Kamara disclosed that there were several projects they had undertaken to mitigate disaster in that community.
“In 2012 we collaborated with the United Nations Development Programme to clean that community in a project worth Le15 million. We were physically involved in the process and the project was successful in cutting of the culverts and constructing a retaining wall that was allowing the free flow of water”, he said.
He said that that was a critical project that helped mitigate disaster in the community and claimed that the culvert was blocked because of the activities in the community, especially around the dump site where bull dozers had compressed rubbish to create more space.
Flood victim, Richard Tholley, said that he had lived in the community since 2005 and that they had never encountered such an incident of flooding, adding that that happened only after the drainage was compressed by trucks depositing garbage at the ‘bormeh’ and causing the blockage that stopped water from flowing when it rained.
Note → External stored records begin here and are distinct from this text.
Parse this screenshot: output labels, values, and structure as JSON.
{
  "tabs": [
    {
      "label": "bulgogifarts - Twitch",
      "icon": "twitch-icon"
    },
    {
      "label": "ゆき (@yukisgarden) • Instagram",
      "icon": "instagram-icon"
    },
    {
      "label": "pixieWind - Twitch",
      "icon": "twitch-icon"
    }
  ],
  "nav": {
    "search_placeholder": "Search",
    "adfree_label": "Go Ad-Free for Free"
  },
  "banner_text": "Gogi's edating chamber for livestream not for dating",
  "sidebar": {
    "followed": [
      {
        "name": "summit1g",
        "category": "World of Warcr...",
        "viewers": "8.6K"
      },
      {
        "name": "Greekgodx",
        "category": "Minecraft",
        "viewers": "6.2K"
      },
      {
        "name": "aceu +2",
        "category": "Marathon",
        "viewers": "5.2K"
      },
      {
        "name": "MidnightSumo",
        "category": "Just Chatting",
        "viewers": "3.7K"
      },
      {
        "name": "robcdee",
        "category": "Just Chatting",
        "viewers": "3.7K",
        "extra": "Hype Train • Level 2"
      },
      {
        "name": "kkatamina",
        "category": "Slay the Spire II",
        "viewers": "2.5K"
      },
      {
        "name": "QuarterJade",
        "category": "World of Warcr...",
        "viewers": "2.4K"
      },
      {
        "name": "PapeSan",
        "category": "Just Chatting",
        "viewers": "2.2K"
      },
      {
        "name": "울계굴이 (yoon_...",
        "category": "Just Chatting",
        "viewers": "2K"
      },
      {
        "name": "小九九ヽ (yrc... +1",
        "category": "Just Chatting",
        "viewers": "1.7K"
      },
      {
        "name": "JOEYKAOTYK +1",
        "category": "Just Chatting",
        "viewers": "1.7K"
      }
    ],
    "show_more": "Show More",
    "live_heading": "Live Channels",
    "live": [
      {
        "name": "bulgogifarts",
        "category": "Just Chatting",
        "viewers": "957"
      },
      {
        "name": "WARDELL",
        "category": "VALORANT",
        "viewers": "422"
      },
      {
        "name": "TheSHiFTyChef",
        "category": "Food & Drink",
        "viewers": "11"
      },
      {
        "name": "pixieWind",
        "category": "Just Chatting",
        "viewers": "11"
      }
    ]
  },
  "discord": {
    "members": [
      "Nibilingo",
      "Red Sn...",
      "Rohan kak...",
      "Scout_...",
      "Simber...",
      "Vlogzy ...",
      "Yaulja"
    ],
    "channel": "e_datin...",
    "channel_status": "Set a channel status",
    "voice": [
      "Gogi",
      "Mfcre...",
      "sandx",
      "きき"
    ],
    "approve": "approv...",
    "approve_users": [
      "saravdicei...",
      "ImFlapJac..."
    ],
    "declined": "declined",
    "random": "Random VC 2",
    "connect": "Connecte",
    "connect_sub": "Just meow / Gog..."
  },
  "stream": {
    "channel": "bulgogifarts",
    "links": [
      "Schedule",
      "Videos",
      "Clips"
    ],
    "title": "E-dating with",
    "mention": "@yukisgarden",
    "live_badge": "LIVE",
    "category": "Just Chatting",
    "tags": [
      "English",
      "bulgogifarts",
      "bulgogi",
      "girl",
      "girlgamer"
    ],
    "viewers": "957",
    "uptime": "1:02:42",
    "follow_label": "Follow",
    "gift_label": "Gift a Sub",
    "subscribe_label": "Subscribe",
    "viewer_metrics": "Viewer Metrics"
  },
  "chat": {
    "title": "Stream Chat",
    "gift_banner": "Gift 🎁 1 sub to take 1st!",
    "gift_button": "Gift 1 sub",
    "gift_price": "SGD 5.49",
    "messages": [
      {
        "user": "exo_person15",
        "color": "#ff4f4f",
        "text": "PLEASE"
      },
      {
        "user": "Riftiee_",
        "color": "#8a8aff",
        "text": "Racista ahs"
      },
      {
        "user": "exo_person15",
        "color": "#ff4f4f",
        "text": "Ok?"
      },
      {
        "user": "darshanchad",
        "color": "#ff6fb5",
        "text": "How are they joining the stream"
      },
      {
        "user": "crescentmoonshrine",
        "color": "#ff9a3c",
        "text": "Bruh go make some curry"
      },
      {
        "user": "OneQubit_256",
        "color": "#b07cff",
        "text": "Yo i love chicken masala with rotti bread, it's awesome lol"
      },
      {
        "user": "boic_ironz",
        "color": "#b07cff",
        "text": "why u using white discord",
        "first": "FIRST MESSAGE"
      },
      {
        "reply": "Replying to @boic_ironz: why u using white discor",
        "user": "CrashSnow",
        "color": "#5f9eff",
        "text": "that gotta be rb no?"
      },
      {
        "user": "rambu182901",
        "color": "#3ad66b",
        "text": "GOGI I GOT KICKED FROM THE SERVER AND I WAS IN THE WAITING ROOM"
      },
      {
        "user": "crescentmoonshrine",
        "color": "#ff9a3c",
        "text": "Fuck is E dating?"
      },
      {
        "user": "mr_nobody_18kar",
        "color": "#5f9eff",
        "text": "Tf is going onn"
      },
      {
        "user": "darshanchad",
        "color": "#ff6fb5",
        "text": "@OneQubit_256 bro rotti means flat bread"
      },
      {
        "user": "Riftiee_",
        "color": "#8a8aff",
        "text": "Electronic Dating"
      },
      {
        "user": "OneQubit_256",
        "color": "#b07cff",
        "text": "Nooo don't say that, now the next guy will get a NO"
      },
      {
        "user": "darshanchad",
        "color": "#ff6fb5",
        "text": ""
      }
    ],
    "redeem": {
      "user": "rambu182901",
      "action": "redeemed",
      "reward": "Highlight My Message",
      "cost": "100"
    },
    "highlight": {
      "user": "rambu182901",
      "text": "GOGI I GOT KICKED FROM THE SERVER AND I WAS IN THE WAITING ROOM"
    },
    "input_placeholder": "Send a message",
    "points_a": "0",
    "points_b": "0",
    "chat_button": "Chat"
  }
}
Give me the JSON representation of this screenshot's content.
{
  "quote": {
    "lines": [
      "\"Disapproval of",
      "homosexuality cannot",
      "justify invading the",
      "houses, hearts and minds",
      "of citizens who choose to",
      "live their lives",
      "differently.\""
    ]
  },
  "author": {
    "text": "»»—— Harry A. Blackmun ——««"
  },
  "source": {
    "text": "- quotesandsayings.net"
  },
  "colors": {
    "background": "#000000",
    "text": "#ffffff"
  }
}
He claimed to have lost all their furniture in the house and that they had nowhere to sleep because his apartment was completely destroyed by the flood.
He confirmed that there were more than five thousand people living in that community and that departments housing more than five hundred people had also been destroyed.
A land owner, Alhaji Fuad Serry, said they had lived in the community since 1985 and that it was only after government decided to use that area for huge garbage deposal that they started experiencing overflowing of water.
He added: “there was nothing like flooding before this time. It only started after the dumping site was created in this area and because the drainage had been blocked completely.”